Monday, September 16, 2013

Kirk McKusick, Software Licensing, Software Freedom, Freedom, and More Freedom

One of the keynote speakers at Ohio Linux Fest 2013 (this past weekend) was Kirk McKusick[1][2][3], best known for his long and deep involvement with BSD.  I have long been intrigued by the relationship between the Linux family and BSD family, partly because I simply can't figure it out.  Only recently, as I've come to think more about licensing, have I started to get it.  Users like or dislike this or that, but I realize now that the licensing issues at play are truly substantial.

There are dozens of Free Software licenses software developers can choose from but they fall into two basic types.  The one most associated with Linux is the copyleft type.  This family of license allows people to use the software for any purpose and in any way.  It makes the source code available to anyone.  The distinguishing feature of copyleft licenses is that they require new versions of the software, as well as additions and changes to the software, to be distributed in the same way and with no additional restrictions.  Such licenses include the GNU GPLv2 and GPLv3.

The licenses most closely associated
with BSD distributions are known as permissive Free Software licenses.  In fact, the term "BSD style license" is sometimes used to mean "permissive software license."  A permissive license allows people to use the software for any purpose and in any way.  It makes the source code available to anyone. New versions, additions and changes need not be distributed in the same way although they may be.  These licenses put such minimal restrictions on users, developers and people who might want to distribute the software that you could almost say that there are none.  In fact, I recently made that mistake.

I spoke with McKusick a couple of times this weekend at OLF 2013.  Once we were talking about licensing and I said something about the FreeBSD license having no restrictions to speak of and he corrected me.  The four paragraphs of the FreeBSD license communicate a couple of important conditions.  If you redistribute the software you can't remove the copyright statement that specifies the license.  Likewise, you can't remove the list of conditions.

That sounds pretty minimal, and it is, but it is also very important.  Although such licenses are referred to as "permissive" these two conditions do resist deception.  If you hang out with Libertarians you may hear the phrase "force and fraud" or "no force, no fraud."  The idea is that in a Libertarian utopia there would be two laws.  1) You may not force your neighbor to do anything 2) nor deceive them thus.

I'm reluctant to use the word, libertarian (or Libertarian), in this context both because it is widely misunderstood and because of its actual history with the philosophical ideas and personalities surrounding Free Software.  Reluctant or not, I'm not sure I can really say what I want to say without it.  Avoiding such words may even be part of the problem.  Maybe we shouldn't try to discuss Free Software without discussing freedom, which is what libertarianism, and anarchism[4], are about.

The classic criticism of permissive licensing by advocates of copyleft is that permissive licenses allow, and maybe even encourage, people to do the wrong thing.  I can take FreeBSD, modify it to run on some novel piece of hardware, sell them together, and never share my additions and changes with anybody.  So long as the copyright and condition statements are in tact on everything from FreeBSD I include with my product I have played by the rules and violated no license.
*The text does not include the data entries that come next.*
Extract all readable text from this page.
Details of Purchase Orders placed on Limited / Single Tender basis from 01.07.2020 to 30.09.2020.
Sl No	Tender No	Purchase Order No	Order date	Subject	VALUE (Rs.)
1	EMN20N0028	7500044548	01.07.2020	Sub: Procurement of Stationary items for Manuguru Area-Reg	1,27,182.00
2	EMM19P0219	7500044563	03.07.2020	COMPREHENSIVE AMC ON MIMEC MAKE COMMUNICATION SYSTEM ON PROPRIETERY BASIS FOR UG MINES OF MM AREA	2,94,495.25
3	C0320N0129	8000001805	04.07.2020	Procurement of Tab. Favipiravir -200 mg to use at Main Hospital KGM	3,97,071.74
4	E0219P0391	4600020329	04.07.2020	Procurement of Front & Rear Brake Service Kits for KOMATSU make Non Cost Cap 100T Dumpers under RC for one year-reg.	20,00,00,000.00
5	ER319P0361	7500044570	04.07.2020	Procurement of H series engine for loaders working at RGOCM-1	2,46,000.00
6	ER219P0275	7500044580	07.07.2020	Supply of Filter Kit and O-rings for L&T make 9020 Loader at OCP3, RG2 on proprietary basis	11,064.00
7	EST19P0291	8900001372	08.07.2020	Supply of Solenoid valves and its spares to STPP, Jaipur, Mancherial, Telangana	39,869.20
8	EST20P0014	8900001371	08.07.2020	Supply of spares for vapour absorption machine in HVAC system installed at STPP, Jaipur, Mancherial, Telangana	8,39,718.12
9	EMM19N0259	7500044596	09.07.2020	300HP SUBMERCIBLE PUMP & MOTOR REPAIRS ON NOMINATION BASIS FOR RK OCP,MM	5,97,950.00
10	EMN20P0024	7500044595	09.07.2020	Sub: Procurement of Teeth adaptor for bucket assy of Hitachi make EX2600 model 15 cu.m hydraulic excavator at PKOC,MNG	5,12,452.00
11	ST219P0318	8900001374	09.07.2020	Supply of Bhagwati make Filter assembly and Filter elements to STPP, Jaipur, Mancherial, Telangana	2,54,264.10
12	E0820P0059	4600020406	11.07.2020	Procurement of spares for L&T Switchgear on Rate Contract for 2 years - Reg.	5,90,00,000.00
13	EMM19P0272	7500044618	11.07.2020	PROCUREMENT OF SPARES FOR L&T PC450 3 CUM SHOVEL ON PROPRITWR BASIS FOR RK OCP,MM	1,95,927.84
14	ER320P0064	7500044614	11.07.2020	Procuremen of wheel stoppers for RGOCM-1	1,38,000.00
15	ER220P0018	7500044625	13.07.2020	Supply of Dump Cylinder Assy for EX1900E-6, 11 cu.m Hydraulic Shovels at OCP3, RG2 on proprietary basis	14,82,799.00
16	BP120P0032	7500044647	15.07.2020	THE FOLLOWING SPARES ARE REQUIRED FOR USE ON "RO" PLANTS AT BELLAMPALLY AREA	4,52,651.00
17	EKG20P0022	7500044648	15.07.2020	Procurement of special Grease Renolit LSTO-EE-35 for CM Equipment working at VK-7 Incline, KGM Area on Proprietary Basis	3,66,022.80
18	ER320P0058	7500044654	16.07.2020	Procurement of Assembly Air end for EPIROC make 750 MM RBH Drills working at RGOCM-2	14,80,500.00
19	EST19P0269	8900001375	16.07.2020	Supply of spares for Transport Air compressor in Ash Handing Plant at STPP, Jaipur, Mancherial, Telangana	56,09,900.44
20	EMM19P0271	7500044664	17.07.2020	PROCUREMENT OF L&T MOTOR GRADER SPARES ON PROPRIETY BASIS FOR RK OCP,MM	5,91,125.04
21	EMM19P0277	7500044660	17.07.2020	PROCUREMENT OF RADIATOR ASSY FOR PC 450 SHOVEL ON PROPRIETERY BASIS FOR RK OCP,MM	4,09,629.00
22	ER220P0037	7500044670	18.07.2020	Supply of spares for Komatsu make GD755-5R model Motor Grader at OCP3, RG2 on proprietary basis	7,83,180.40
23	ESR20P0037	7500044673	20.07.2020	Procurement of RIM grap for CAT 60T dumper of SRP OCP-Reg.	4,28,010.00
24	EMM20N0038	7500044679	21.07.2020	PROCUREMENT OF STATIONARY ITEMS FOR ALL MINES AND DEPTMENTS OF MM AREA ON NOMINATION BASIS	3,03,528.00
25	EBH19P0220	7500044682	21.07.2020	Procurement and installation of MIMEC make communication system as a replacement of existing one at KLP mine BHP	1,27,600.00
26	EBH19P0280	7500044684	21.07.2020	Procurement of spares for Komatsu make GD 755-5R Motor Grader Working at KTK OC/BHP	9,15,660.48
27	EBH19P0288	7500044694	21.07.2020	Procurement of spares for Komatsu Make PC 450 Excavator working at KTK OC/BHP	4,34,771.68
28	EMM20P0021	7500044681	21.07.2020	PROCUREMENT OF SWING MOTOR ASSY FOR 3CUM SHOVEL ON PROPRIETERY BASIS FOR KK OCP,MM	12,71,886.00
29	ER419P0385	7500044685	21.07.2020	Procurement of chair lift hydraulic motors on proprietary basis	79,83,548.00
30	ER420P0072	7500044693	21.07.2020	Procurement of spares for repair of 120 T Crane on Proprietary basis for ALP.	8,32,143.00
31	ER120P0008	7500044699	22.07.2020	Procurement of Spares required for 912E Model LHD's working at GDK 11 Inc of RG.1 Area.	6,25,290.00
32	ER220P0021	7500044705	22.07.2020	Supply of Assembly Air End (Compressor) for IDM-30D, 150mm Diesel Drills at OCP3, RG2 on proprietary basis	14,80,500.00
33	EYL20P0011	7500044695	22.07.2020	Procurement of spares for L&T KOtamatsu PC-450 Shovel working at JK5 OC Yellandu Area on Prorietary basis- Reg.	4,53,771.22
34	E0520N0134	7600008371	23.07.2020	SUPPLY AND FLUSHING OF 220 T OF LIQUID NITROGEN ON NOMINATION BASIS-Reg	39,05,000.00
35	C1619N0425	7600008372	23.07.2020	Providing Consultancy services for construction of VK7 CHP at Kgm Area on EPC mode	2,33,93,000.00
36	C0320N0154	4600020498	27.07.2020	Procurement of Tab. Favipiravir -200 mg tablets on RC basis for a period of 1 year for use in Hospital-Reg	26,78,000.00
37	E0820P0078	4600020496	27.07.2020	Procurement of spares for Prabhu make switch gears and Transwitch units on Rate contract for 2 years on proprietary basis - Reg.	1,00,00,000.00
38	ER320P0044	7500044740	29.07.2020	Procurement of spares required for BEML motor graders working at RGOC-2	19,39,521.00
If I did the same thing with GPLv3 licensed software I would be in violation of the license.  Copyleft says that I am obligated to give back.  Permissive licensing asks me nicely to give back when and how I see fit.    Put another way, if I write software and license it under GPLv3 I require those who would make a new product with that software to share.  If I use a permissive license I only ask that they correctly represent honestly where it came from and under what (minimal) conditions.

It's easy to see how the "freedom" difference between the two licensing schemes could be a source of conflict.  It parallels one of the classic questions about the role of government, where you replace "government" with "software license."  On one side you call on government to get people to do the right thing, release their code.  On the other you encourage it but there is no formal mechanism to make it happen.

In the first case are we freer because we have a mechanism pushing people to free their code, or in the second case, where everyone is free to choose freedom, or not?

In McKusick's keynote address at OLF 2013 he said that the BSD way of doing things works.  He says that over the decades code has been released back into the system at the same rate in the BSD world as in Linux, even though there is no enforcement mechanism.  People, and companies, do it because it works better to be an active, contributing part of the community than to take from the community and guard what you create separately.

I'm honestly surprised.  I believe him, but I am surprised.  It is a pretty picture, though.  FreeBSD (the BSD McKusick primarily works with these days, and that he was primarily speaking about) lets companies do as they please with the FreeBSD code and they give back to the community at the same rate as companies using Linux.

Is this success peculiar to the FreeBSD community or does this say something larger about the people roaming Planet Earth?  I hope it says something about us.  I think it says something pretty dramatic about software freedom.  I'm not ready to take sides in the copyleft/permissive debate, but at the very least this means permissive licenses should not be dismissed as toothless in the pursuit of freedom.  Clearly they have their place.


[4] While we're being misunderstood, why not go all the way?